While Broadcom has not explicitly detailed which components are fully native versus those running under emulation, the fact that a dedicated WinArm64 installer exists suggests that core security engines have been ported. However, users should be mindful that some older or less critical components may run under Windows’ x86 emulation layer, which could impact performance.
If your organization values battery life and native performance above all else, you may need to pressure Broadcom for a roadmap. If you simply need consistent protection on a new fleet of Arm laptops, deploy the current x64 build, accept the minor performance tax, and wait for the native Arm64 client that is likely coming in late 2025 or 2026.
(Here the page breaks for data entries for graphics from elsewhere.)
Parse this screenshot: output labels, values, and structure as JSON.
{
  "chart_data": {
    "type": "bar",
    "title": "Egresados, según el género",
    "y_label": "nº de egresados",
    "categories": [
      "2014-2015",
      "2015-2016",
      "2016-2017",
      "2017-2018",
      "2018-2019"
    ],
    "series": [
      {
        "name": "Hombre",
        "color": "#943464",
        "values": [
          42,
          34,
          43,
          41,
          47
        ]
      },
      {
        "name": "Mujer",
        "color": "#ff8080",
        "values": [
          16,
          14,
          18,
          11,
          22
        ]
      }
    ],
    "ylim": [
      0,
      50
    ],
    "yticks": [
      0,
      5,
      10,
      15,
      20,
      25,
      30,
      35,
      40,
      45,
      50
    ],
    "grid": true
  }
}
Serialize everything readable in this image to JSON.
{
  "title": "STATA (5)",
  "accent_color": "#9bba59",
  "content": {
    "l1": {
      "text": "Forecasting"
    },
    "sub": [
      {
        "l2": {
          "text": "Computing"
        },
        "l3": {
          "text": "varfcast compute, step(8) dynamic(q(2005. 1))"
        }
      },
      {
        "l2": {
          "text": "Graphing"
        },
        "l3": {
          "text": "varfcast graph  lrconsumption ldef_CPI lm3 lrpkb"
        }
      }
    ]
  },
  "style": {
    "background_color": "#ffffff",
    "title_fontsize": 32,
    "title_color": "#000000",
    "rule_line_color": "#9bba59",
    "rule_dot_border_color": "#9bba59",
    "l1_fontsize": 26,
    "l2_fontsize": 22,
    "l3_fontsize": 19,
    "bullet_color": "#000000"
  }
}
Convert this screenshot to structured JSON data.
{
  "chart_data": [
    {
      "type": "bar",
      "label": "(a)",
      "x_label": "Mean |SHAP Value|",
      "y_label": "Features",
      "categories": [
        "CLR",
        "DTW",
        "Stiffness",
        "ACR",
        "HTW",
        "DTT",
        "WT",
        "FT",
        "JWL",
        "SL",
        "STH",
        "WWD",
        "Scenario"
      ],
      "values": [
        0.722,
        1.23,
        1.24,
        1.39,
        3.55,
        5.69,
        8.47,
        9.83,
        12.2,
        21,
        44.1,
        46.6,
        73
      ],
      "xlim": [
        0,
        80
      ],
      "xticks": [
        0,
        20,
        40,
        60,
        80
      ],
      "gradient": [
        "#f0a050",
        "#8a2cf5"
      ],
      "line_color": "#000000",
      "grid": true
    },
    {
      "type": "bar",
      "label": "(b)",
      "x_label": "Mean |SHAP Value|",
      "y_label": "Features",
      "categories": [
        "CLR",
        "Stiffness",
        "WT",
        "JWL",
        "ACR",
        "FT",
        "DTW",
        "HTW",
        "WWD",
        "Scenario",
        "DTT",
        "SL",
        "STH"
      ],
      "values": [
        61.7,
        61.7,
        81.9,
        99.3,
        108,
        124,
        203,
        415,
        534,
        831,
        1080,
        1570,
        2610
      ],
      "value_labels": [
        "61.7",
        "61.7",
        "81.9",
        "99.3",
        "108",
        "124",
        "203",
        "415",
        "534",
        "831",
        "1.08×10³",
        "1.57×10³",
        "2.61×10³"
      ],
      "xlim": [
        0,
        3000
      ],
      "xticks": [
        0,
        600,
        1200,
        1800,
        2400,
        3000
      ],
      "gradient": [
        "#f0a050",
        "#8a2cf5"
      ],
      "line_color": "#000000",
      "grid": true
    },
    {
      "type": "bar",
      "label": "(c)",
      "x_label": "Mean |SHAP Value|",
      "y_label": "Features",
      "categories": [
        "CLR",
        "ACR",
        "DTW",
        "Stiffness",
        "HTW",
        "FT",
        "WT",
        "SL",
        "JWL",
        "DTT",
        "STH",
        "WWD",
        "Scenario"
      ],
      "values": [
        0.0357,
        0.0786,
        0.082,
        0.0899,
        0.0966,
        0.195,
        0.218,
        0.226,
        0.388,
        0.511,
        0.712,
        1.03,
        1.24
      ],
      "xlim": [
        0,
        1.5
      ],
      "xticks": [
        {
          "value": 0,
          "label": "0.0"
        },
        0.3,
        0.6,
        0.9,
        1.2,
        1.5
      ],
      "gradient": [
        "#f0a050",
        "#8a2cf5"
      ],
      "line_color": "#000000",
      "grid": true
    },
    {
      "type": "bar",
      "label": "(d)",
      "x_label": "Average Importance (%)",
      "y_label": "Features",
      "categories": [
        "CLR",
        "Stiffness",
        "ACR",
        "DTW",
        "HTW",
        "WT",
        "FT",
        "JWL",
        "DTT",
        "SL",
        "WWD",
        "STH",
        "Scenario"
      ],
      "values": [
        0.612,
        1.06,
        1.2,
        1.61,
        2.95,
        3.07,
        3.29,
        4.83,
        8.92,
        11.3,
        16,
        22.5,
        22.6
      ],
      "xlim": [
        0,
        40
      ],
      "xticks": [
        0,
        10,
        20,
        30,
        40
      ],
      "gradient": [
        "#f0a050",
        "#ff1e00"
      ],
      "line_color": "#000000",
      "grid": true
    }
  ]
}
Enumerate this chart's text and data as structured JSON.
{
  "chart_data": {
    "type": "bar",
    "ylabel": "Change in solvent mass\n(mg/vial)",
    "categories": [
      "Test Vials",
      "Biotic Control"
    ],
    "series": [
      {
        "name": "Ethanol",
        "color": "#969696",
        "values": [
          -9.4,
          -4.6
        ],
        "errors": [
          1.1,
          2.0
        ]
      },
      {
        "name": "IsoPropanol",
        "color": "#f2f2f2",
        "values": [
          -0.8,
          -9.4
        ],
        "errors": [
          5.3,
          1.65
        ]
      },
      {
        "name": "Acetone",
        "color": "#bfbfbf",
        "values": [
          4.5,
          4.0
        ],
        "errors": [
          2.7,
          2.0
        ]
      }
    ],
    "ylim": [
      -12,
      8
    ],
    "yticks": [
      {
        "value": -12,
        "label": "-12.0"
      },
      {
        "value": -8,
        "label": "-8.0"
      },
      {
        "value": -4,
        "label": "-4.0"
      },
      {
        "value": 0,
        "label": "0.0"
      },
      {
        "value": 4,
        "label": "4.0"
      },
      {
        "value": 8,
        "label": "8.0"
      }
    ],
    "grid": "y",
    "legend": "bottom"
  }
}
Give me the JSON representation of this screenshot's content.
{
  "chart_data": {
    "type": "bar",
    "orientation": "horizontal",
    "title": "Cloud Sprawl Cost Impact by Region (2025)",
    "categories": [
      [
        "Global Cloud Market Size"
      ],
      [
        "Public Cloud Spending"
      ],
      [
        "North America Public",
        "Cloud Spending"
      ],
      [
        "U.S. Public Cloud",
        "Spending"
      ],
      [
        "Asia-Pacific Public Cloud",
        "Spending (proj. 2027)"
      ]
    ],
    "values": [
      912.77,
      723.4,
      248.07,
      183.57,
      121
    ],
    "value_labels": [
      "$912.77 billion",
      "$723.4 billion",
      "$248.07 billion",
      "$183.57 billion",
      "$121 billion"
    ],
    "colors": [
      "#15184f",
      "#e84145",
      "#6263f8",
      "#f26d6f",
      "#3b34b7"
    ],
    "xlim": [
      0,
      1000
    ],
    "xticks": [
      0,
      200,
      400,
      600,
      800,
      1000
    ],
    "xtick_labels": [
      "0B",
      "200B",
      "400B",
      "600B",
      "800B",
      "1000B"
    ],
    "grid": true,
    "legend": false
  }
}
Active scanning, heuristic detection, and IPS (Intrusion Prevention System) are fully supported on ARM64. symantec endpoint protection arm64 work
If you must deploy SEP on ARM64 (e.g., for compliance), apply these measures:
Most standard protection features are functional on ARM64, but several legacy and advanced policies are currently unsupported: Unsupported Features (ARM64) Core Anti-malware & Scans Custom Application Behavior Network Threat Protection Threat Defense for Active Directory Device Control Application Control Exploit Protection LiveUpdate (Native Updates) Legacy Browser Protection (IE/Firefox) Implementation Considerations While Broadcom has not explicitly detailed which components
to complete. Performance is fine for real-time scanning, definitions updates, and policy enforcement.
The downloaded package includes all the features present in the default Windows Workstation installation package. If you simply need consistent protection on a
Even with supported versions, you may encounter issues. Here are the most common ones and their solutions.
When choosing the architecture, explicitly select .
Ensure Windows 11 (ARM version) is used, as it provides better emulation for legacy tools and better native support for new security drivers.